Methods: We inoculated C57BL/6 mice with B16 melanoma cells unilaterally or bilaterally. Radiation therapy (XRT), radiofrequency ablation (RFA), or HT ablation was performed on day 10 after tumor inoculation, and tumor growth was monitored every 3 days. Tumor, spleen, inguinal tumor-draining lymph nodes (TDLN), and axillary non-tumor-draining lymph nodes (NTDLN) were harvested and processed for flow cytometry to assess the immune response on days 3 and 10 after HT treatment. Similarly, tumor and serum were harvested and processed for ELISA to measure HMGB1 on days 1 and 8 after HT treatment.

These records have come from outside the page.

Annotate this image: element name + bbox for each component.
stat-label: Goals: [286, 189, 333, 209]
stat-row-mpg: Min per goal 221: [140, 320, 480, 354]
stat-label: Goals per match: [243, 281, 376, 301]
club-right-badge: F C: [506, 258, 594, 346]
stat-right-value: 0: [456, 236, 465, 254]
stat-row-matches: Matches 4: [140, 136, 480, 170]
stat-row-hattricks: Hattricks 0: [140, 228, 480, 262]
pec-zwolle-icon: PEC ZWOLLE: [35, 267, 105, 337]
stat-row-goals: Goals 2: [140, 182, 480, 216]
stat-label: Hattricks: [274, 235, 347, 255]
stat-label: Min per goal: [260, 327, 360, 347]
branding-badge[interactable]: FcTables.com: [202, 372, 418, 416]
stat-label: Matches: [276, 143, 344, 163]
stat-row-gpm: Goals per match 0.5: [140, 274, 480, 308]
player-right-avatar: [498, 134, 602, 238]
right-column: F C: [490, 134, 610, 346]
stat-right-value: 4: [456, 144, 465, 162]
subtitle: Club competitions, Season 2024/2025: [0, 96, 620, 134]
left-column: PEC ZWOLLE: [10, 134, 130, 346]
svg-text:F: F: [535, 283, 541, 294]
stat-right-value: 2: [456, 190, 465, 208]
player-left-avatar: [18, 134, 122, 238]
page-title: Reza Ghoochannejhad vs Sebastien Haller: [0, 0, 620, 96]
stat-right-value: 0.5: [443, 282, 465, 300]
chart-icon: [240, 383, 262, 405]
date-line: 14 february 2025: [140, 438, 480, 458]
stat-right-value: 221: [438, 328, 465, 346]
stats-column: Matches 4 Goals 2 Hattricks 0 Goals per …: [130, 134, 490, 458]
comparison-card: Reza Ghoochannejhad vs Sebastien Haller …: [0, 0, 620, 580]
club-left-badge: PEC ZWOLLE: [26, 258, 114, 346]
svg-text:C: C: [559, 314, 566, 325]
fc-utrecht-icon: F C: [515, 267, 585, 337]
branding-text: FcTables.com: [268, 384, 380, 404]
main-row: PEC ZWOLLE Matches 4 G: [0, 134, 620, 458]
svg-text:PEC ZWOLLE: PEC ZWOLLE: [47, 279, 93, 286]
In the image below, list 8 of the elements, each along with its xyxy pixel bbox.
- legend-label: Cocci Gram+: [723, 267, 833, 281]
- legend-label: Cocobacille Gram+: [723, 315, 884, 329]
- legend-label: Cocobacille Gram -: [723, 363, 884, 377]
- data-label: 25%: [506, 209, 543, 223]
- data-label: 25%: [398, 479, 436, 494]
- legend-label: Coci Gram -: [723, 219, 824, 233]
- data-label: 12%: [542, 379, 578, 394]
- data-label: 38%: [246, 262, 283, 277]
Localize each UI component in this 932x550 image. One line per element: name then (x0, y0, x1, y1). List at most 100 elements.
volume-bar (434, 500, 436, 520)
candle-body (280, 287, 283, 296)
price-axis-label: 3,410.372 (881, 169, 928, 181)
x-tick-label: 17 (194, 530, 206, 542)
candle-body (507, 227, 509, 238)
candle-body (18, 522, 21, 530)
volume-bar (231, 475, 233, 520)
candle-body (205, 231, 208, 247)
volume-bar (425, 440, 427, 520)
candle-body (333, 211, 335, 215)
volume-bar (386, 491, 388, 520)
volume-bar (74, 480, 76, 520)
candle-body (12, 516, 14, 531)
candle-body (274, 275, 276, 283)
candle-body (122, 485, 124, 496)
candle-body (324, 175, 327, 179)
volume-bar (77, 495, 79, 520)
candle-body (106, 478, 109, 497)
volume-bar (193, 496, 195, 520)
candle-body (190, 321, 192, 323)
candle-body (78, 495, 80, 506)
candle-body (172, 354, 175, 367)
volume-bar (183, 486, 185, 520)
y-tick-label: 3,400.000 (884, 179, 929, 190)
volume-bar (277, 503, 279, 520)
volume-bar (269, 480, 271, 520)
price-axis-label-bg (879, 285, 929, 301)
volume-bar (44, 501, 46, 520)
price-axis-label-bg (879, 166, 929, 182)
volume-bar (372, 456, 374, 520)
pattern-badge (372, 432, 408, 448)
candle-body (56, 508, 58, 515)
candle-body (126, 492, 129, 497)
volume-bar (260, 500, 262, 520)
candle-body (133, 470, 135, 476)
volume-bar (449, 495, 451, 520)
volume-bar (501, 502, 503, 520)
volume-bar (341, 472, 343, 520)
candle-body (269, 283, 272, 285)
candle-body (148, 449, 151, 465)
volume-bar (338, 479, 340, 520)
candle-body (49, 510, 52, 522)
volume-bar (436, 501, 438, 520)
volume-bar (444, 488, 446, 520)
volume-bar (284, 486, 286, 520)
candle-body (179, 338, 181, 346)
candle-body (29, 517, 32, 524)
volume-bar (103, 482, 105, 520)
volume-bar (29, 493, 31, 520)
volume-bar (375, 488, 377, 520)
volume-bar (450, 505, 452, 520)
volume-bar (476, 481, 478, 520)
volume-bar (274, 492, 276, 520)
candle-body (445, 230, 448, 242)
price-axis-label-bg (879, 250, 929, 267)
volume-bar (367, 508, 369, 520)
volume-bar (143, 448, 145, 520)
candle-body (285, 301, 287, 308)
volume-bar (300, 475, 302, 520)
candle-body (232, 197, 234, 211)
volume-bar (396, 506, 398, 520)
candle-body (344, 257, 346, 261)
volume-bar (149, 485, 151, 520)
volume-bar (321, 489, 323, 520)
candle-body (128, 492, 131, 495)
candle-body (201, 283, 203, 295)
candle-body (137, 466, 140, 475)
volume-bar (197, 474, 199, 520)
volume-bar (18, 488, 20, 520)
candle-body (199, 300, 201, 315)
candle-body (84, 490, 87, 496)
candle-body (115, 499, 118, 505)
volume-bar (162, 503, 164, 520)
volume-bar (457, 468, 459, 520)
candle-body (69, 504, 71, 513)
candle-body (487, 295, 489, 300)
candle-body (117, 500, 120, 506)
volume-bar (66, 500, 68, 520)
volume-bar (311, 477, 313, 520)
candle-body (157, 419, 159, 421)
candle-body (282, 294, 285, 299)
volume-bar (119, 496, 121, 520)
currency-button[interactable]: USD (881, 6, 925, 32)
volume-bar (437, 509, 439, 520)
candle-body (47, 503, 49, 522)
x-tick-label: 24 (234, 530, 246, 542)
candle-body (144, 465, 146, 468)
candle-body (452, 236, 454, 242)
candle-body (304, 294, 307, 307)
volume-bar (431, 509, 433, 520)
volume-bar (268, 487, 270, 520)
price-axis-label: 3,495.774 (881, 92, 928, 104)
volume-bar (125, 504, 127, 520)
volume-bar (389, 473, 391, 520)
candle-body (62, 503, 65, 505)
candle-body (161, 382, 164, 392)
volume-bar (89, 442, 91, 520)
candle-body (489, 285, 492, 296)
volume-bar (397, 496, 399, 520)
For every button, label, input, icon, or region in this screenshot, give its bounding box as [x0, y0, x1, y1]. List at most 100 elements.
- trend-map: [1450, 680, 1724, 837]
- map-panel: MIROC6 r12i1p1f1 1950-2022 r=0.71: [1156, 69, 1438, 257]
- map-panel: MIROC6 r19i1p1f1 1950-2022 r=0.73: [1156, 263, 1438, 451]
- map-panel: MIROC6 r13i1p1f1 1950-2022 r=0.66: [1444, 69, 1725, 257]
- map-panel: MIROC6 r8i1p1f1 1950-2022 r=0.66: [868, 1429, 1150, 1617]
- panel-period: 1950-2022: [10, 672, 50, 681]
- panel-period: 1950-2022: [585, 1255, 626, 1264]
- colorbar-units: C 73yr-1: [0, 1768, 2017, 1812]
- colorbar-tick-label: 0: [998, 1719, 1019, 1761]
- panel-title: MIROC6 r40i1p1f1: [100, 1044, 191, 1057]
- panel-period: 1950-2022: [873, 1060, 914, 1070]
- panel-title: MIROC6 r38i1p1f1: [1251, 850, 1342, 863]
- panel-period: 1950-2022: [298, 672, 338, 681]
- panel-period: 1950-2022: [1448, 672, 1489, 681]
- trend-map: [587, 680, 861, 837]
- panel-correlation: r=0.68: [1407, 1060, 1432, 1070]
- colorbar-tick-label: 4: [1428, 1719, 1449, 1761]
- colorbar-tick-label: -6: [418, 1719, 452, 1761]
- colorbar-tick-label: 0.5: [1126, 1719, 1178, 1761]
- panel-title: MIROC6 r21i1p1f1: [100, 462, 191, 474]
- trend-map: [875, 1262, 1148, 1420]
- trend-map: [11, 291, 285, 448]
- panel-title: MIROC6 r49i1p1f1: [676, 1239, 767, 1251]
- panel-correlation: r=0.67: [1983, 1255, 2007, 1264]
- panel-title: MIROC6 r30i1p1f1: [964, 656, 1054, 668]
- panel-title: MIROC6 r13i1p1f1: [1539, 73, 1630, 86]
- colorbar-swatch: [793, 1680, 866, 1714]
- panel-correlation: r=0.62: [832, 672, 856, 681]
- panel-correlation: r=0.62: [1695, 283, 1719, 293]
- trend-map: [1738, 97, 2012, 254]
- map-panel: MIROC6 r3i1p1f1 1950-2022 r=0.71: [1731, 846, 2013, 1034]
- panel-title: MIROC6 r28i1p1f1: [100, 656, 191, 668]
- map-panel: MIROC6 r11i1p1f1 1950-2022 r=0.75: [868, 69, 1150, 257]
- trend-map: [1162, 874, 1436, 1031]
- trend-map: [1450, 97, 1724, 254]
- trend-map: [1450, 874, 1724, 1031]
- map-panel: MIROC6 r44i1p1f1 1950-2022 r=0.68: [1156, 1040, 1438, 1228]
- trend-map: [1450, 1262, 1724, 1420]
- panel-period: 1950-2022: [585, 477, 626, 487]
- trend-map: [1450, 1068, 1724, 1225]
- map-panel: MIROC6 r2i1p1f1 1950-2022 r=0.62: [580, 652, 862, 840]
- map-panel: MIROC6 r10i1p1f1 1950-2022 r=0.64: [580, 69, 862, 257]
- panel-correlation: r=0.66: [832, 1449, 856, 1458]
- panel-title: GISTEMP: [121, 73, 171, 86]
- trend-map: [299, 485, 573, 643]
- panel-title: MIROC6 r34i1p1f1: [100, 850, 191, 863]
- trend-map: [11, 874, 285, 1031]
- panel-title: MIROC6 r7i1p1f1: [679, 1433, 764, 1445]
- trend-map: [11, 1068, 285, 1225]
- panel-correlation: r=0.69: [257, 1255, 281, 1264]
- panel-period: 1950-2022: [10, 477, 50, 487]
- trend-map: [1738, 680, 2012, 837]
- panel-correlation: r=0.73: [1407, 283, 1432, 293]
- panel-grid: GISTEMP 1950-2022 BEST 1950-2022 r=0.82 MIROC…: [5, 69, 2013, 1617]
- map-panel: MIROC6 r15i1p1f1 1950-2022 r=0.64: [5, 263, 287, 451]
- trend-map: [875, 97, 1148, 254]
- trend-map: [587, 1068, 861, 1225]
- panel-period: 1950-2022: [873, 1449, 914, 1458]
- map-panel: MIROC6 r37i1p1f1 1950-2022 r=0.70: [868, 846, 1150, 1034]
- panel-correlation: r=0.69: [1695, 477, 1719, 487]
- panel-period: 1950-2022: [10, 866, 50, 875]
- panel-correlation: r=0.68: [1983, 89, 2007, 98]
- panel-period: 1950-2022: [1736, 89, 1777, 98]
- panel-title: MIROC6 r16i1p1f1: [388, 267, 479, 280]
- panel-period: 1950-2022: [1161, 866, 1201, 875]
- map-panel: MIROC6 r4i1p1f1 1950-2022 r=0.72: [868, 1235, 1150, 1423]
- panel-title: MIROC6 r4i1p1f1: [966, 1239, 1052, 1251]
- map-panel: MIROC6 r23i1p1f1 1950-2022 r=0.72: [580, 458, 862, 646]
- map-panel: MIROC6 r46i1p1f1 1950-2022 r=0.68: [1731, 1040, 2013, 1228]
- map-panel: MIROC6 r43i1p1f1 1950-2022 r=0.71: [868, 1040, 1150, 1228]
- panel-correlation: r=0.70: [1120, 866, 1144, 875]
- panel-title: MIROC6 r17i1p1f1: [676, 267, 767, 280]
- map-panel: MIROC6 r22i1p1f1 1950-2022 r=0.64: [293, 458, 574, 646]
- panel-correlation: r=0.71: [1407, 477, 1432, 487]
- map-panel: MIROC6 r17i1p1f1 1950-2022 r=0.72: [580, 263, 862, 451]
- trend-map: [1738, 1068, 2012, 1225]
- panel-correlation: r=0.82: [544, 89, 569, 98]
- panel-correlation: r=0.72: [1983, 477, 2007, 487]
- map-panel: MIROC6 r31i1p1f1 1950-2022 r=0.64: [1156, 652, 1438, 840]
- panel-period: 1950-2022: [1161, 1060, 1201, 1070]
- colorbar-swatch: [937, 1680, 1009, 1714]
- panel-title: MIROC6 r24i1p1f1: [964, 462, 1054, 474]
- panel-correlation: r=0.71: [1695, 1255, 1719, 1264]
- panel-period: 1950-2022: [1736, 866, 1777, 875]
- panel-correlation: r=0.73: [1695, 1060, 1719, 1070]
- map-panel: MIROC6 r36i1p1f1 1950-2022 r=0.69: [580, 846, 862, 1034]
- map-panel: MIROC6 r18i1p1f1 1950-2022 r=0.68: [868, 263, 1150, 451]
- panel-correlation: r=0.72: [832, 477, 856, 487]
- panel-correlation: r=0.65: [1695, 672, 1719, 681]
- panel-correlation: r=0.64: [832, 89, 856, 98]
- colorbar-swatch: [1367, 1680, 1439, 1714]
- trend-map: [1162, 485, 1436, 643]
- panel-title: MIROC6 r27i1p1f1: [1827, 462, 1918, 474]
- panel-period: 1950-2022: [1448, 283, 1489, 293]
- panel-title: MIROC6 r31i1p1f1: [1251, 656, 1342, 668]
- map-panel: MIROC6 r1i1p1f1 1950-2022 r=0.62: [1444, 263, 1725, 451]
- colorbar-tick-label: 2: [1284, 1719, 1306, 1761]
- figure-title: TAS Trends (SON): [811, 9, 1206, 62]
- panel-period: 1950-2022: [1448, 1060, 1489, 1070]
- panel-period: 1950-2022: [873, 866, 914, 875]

Results: HT suppressed the growth of treated tumors and resulted in significant increases in CD8+ T cells locally within tumors, but also increased the numbers of tumor-specific CD8+ T cells regionally within TDLN (but not NTDLN), and systemically within the spleen. HT also increased the ratio of CD8+GP33+ lymphocytes to Treg cells in the systemic circulation. The ability of HT to promote intratumoral CD8+ TIL was stronger than irradiation or radiofrequency ablation. Surprisingly, histotripsy also suppressed the growth of untreated, contralateral tumors. In untreated tumors, HT significantly increased CD8+ tumor infiltrating lymphocytes. HT also upregulated circulating NK cells and neutrophils. Moreover, HT resulted in significant increases of extracellular HMGB1 in tumors and serum.
Conclusion: These data suggest, for the first time, that HT is capable of stimulating potent anti-tumor immune responses. The immunostimulatory effect of HT appears to be much stronger than that of other tumor-directed therapies, and may be mediated by its ability to promote the release of tumor-associated antigen DAMPs like HMGB1.